From left: Paulette and Nancy |
Meet Paulette Kaufmann and Nancy Leonard, friends who decided to take the Piecing It Together tour, visiting the homes of Jewish immigrants, the Levines and Rogarshevskys. Kaufmann, a New York native, had visited many years ago with her husband and described it as "such an enriching experience" that she was glad to return when Leonard decided to take a tour.
I was lucky enough to speak to them about the harshness of early immigrant life and why New York tourists ought to head over to the Tenement Museum.
When you first walked into the apartments you saw today, what was your immediate reaction?
PK: Small spaces. I was beginning to wonder how they survived.
And what did you learn about the immigrants who lived there?
PK: For me, it was a repeat so actually, I can remember more of the experience because I've come back a second time. I do a lot of historical research and I was doing some research on an immigrant who lived in the northern part of Manhattan. So I was remembering back to my experience here. I was looking at the severance records and I was looking at the other information that I had about him and I kept referencing back to the time I had been here so it's always nice to be able to come back and take a look again, now with that experience.
If you could ask an immigrant at that time any one question, what would it be?
NL: I think the obvious one from a historical perspective is "how did you survive?" because it just seems like a very difficult life, a lot of physical labor, and you sort of understand why people didn't live as long as we tend to live now. But I think more about the community, what it was like to grow up there, whether they went to school or not would be fascinating to know, and what they learned from it all.
Would you encourage others to visit the Tenement Museum?
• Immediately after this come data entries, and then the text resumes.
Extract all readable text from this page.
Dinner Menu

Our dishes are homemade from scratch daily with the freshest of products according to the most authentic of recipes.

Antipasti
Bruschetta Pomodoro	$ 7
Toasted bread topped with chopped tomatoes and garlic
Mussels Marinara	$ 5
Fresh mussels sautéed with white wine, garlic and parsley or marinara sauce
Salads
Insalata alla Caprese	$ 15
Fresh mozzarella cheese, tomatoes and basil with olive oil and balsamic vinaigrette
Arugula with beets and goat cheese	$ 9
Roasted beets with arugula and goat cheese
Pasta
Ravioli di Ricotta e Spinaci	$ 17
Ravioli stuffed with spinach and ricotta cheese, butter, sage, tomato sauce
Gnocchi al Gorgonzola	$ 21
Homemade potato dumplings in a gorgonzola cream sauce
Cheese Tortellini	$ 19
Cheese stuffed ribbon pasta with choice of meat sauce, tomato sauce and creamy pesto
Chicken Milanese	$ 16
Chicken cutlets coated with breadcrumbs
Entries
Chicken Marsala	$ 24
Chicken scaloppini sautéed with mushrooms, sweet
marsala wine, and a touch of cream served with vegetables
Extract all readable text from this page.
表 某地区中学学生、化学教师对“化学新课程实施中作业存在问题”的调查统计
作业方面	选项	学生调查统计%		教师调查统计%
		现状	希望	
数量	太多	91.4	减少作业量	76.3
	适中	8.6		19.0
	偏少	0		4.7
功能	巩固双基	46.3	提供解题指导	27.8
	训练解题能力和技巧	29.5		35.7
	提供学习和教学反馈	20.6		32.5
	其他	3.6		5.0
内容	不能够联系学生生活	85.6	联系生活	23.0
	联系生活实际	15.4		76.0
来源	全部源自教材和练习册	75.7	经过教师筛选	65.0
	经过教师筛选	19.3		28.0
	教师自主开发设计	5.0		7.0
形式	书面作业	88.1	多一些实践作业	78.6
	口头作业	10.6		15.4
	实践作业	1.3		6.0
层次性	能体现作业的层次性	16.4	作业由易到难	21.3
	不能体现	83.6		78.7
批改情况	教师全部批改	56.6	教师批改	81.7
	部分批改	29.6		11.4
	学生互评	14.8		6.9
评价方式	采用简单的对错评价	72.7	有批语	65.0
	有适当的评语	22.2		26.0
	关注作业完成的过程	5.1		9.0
PK: Oh, absolutely. As a tourist, you may think it's all about Rockefeller Center, but the city has great, great stories to tell on every corner and in every burrough. I've traveled all around the world, and I'm always interested when I'm going into "old" cities or older areas of cities. I want to know how people lived their lives or the change that was going on, so on and so forth. So I encourage anybody visiting New York to come down here and see a slice of the city that they probably didn't know about.